Certaines de ces recherches ont porté sur les moustiquaires imprégnées d’insecticide de longue durée, la pharmacovigilance, la recherche sur un nouveau vaccin contre le paludisme et celle sur les moustiques génétiquement modifiés.

Pour partager les résultats de ces études, le Programme national de lutte contre le paludisme (PNLP) a initié, vendredi dernier à l’Institut national de santé publique (INSP), une rencontre avec la communauté scientifique du pays.

C’était à la faveur de la traditionnelle Journée scientifique qu’elle organise dans le sillage de la Semaine nationale de lutte contre le paludisme.

La cérémonie était présidée par la directrice générale du PNLP, le lieutenant-colonel Aïssata Koné. 

En matière de recherches sur le paludisme, notre pays figure parmi les premiers de la classe. Les exploits des éminents chercheurs comme le prestigieux parasitologue  feu  Pr  Ogobara Doumbo et le Pr Abdoulaye Djimdé (l’un des plus brillants disciples du grand maître) en attestent.
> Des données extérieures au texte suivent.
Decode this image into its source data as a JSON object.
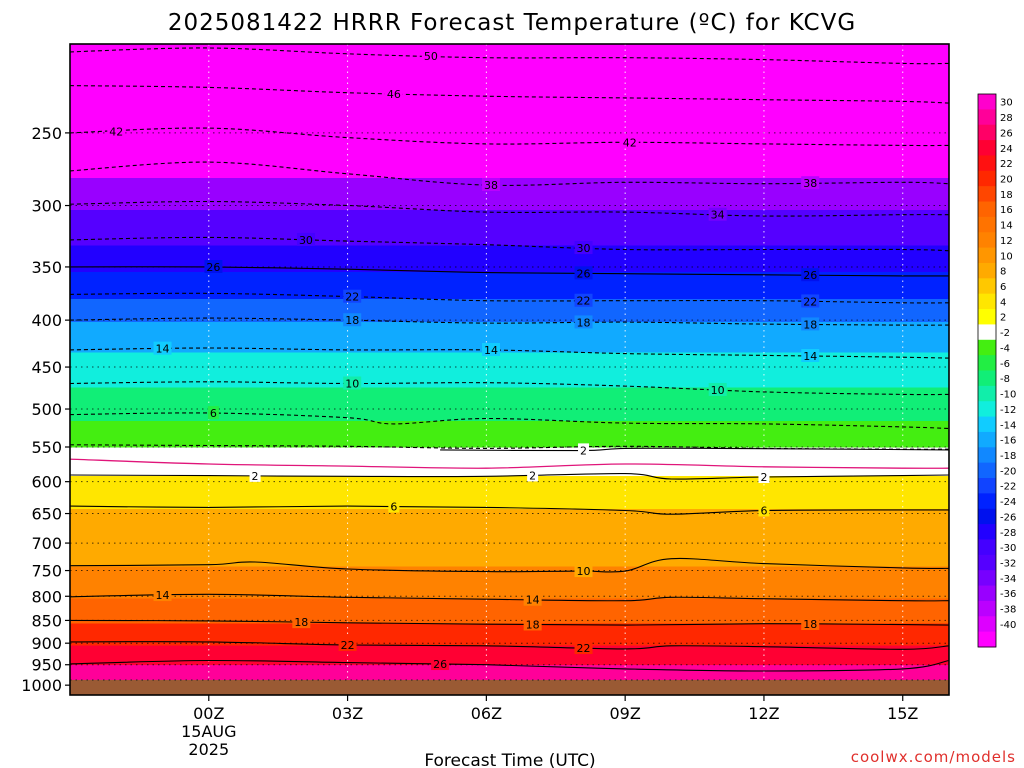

Selon la directrice générale du PNLP, la rencontre est une aubaine pour elle de rappeler les exploits réalisés, d’année en année par notre pays. Et de poursuivre que l’implémentation des stratégies efficaces ont inspiré des résultats de recherche sur le paludisme. Ceux-ci ont été engrangés au prix d’énormes sacrifices consentis par les structures de recherche, regorgeant des chercheurs d’une expertise avérée et qui sont des références en Afrique.
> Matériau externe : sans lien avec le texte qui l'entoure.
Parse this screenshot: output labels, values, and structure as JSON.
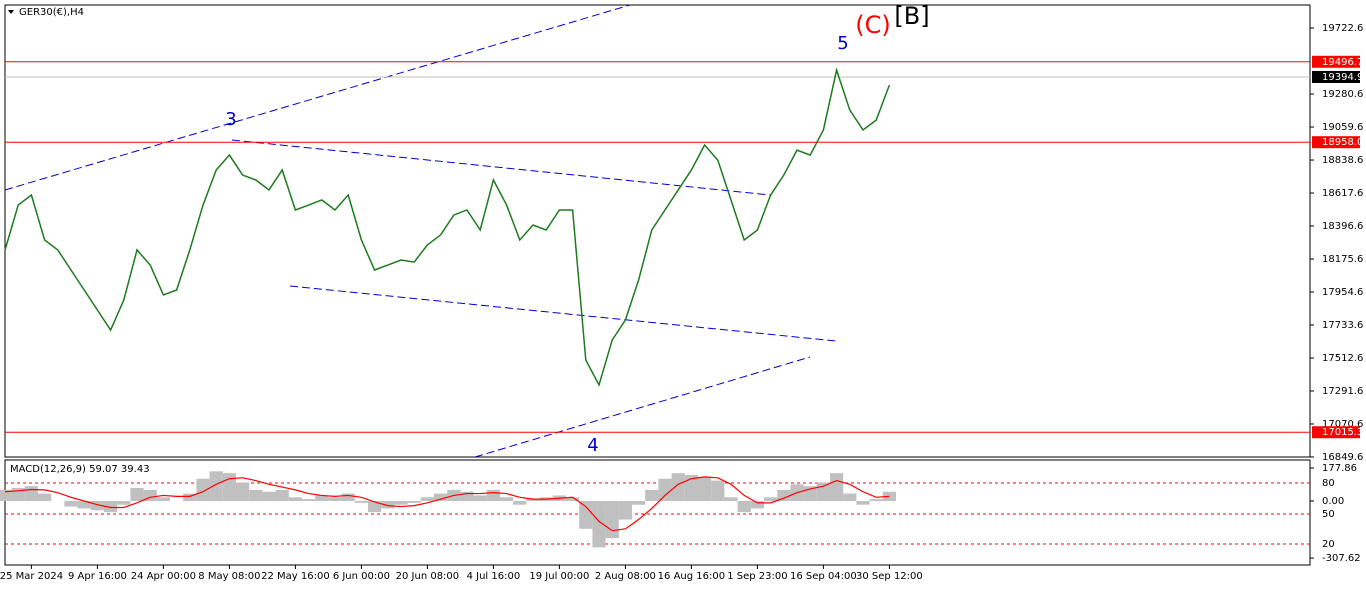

Par ailleurs, le lieutenant-colonel Aïssata Koné a indiqué que cette journée permet une large diffusion des exploits de la recherche. «On ne dira jamais assez le rôle et la place prépondérants de la recherche dans notre croisade commune, en faveur de l’accélération du contrôle voire l’élimination du paludisme», a-t-elle souligné. Et de préciser que la Stratégie technique mondiale de lutte contre le paludisme 2016-2030 de l’Organisation mondiale de la santé (OMS) le stipule.

 La patronne du PNLP a rappelé que la lutte contre le paludisme est l’une des priorités de la politique de santé du ministère de la Santé et du Développement social. La recherche en est un des piliers centraux, car elle est au cœur des interventions majeures du Plan stratégique national de lutte contre le paludisme 2018-2022, révisé et étendu à 2024, a-t-elle indiqué. Pour elle, la recherche est le socle de l’innovation en matière de lutte contre le paludisme. Et d’ajouter qu’elle est en train d’engranger incontestablement des résultats probants sous l’impulsion et l’accompagnement sans faille des partenaires techniques et financiers.

Le lieutenant-colonel Aïssata Koné a aussi estimé que les changements intervenus dans les stratégies de lutte ont eu pour socle l’utilisation des résultats de recherche. Fort de cette évidence, le PNLP fonde un grand espoir sur la recherche pour innover la lutte contre le paludisme au Mali afin de maximiser l’impact sur la morbidité et la mortalité.

«Ainsi, les résultats de vos différentes recherches en cours et à venir seront déterminants pour la prise de décision», a lancé la directrice générale du PNLP à l’endroit des participants. Elle a exprimé sa reconnaissance à l’ensemble des partenaires techniques et financiers pour leur soutien incommensurable dans le domaine de la recherche sur le paludisme au Mali.

Particulièrement à l’endroit de l’ONG  «Muso» et la Société Vestergard pour leurs appuis financiers à l’organisation de cette rencontre scientifique. Rappelons que le thème retenu pour l’édition 2022 de la Journée mondiale/Semaine nationale de lutte contre le paludisme est : «Innover pour réduire la charge du paludisme et sauver des vies».